Architecture of “eVidnovlennia 3.0” in the Residential Context: Facades and Fences
Despite the program’s unavailability for business, it is important to analyze in detail exactly how “eVidnovlennia” processes requests for the restoration of facades and fences if they belong to the private residential fund (private estates, country houses, or apartment buildings managed by an HOA/OSBB). This analysis allows us to understand the general logic of the state assessment of construction damages.
In April 2026, the program entered a new phase, known as “eVidnovlennia 3.0”, the main paradigmatic change of which was its retrospectivity. This means that the state has finally recognized the rights of those property owners who did not wait years for bureaucratic decisions, but independently restored their homes, facades, and fences at their own expense during 2024 and 2025. Now they have received the legitimate right to claim financial restitution for their expenses, subject to strict evidentiary procedures.
The state differentiates financial limits depending on the type of housing. For damaged apartments, the maximum compensation amount for repairs is up to 350 thousand hryvnias, while for private houses, this ceiling has been raised to 500 thousand hryvnias. This significant difference of 150 thousand hryvnias is due precisely to the specifics of private estates, which, unlike apartments, have a complex exterior: external facades, roofs, drainage systems, auxiliary structures, and, what is critical for our analysis, fences.
According to the indicators of the average cost of repair works, updated by the Cabinet of Ministers of Ukraine from January 5, 2026, exterior restoration works are integrated into standardized checklists. Restoring a destroyed fence or facade of a private house is classified as major repair of structures or replacement of elements. The building materials market responded sensitively to this specification: numerous partner companies of the program, to which targeted funds from special “eVidnovlennia” cards go, have openly adapted their price lists. For example, metal rolling suppliers offer corrugated board and metal siding specifically marked “for facade and fence under the eVidnovlennia program”, confirming the targeted use of funds specifically for these structural elements.
| Characteristic of the Compensation Mechanism | Private Residential Building (Facade / Fence) | Commercial Object (Facade / Fence) |
| Targeted State Program | “eVidnovlennia” (Resolution No. 381) | ECA Mechanism (Resolution No. 1541) |
| Maximum Financial Limit | Up to 500,000 UAH per object | Up to 30,000,000 UAH per enterprise |
| Entry Point for Application Submission | Portal / App “Diia”, ASCs (CNAP) | PJSC “Export Credit Agency” |
| Pre-participation Condition | Not required (free of charge) | Mandatory insurance premium 0.5% |
| Restrictions on Repair Contractors | Only partner stores and contractors | At the discretion of the business owner |
The Problem of Underestimation and Counteraction Mechanisms
A deep practical analysis of the work of local council commissions in 2026 reveals systemic friction in the evaluation process. State commissions, when calculating the compensation amount for restoring walls, roofs, and facades, tend to apply minimum indicators of internal checklists, which often lag behind the actual inflationary dynamics of the building materials market. The consequence of this bureaucratic optimization is that property owners often receive only 50-60% of their actual or planned restoration costs.

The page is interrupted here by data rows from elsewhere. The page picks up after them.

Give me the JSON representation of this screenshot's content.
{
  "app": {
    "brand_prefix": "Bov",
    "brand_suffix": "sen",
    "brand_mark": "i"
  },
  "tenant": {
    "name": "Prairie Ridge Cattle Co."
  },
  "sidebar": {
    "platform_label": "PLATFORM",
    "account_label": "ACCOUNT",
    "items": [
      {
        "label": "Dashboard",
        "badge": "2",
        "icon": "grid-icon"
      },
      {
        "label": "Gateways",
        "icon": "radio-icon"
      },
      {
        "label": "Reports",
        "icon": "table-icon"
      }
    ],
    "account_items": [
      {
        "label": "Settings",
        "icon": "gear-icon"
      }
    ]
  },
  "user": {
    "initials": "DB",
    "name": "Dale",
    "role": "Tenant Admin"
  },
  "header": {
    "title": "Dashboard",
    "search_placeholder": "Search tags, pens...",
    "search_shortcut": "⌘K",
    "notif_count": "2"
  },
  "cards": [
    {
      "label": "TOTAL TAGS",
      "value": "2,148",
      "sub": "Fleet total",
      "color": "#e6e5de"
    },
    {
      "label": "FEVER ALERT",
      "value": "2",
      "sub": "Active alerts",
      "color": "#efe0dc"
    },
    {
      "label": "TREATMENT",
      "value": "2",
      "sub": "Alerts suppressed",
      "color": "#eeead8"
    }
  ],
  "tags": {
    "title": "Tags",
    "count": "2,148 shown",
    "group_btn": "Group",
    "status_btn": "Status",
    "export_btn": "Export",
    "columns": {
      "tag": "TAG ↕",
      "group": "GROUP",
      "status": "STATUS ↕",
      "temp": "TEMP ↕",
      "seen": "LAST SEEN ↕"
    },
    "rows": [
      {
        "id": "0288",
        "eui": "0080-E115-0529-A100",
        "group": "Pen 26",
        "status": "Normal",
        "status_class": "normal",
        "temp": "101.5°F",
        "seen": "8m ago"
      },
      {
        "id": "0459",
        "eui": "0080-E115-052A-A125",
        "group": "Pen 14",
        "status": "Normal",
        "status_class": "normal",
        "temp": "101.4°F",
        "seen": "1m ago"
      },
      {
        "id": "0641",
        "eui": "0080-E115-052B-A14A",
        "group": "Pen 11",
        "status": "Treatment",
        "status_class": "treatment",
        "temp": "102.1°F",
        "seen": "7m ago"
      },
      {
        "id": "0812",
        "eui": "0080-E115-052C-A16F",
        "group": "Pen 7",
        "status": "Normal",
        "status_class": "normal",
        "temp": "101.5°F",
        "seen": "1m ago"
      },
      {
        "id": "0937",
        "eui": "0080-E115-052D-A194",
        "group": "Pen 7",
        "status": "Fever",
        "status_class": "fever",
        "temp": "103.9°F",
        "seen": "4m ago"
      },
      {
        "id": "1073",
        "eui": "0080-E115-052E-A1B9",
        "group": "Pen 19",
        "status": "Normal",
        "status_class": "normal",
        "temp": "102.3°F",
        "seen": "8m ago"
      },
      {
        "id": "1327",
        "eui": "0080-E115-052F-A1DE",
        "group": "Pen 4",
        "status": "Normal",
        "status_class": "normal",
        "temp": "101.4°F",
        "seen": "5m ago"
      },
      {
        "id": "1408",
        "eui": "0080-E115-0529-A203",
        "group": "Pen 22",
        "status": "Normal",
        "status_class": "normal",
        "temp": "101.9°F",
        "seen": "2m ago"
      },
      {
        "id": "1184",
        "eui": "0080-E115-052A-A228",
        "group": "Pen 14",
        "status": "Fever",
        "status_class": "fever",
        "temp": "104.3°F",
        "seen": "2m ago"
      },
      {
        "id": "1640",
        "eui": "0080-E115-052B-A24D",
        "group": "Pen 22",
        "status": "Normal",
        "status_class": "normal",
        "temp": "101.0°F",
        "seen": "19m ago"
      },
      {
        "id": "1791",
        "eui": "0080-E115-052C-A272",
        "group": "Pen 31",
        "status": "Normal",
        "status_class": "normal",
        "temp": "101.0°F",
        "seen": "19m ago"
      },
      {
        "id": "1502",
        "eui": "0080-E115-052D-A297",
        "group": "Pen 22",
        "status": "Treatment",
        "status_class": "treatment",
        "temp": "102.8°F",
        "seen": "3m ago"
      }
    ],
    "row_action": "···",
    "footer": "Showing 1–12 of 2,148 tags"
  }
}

The legal and expert community has developed a clear algorithm to counteract this practice. The key tool for obtaining the full, fair amount is ordering a professional report on independent real estate damage assessment. According to current legislation, official expert assessment is an indisputable legal justification that has higher legal force than the standardized checklists of the commission. The commission has no legal grounds to ignore a certified appraiser’s report, which forces it to revise the compensation amount toward market realities.
The algorithm of actions for a homeowner seeking retrospective compensation for a self-repaired facade or fence requires meticulousness. The process begins with filing an application through the “Diia” app in the specialized section “eVidnovlennia — repairs done”. Next comes the stage of providing an evidentiary base: critically important is having photo documentation of the damage in the “BEFORE” state, confirming the fact of destruction, as well as collecting receipts for purchasing siding, bricks, or metal profiles, acts of completed works, and contracts with building contractors. It is at this stage that the assessment report is attached, after which the commission forms an inspection act and uploads the materials to the Register of Damaged and Destroyed Property (RDDP), making the final decision.
In case of receiving an unjustified refusal, owners are recommended to act pragmatically: instead of an immediate court appeal, they should demand the exact wording of the reason for refusal. Most often, problems have a purely formal character (lack of consent from one of the co-owners, errors in the technical passport, physical inability of the commission to access the object). Only after eliminating these shortcomings and a repeated unjustified refusal do solid grounds arise for filing a complaint with the body that formed the commission, or a lawsuit in an administrative court.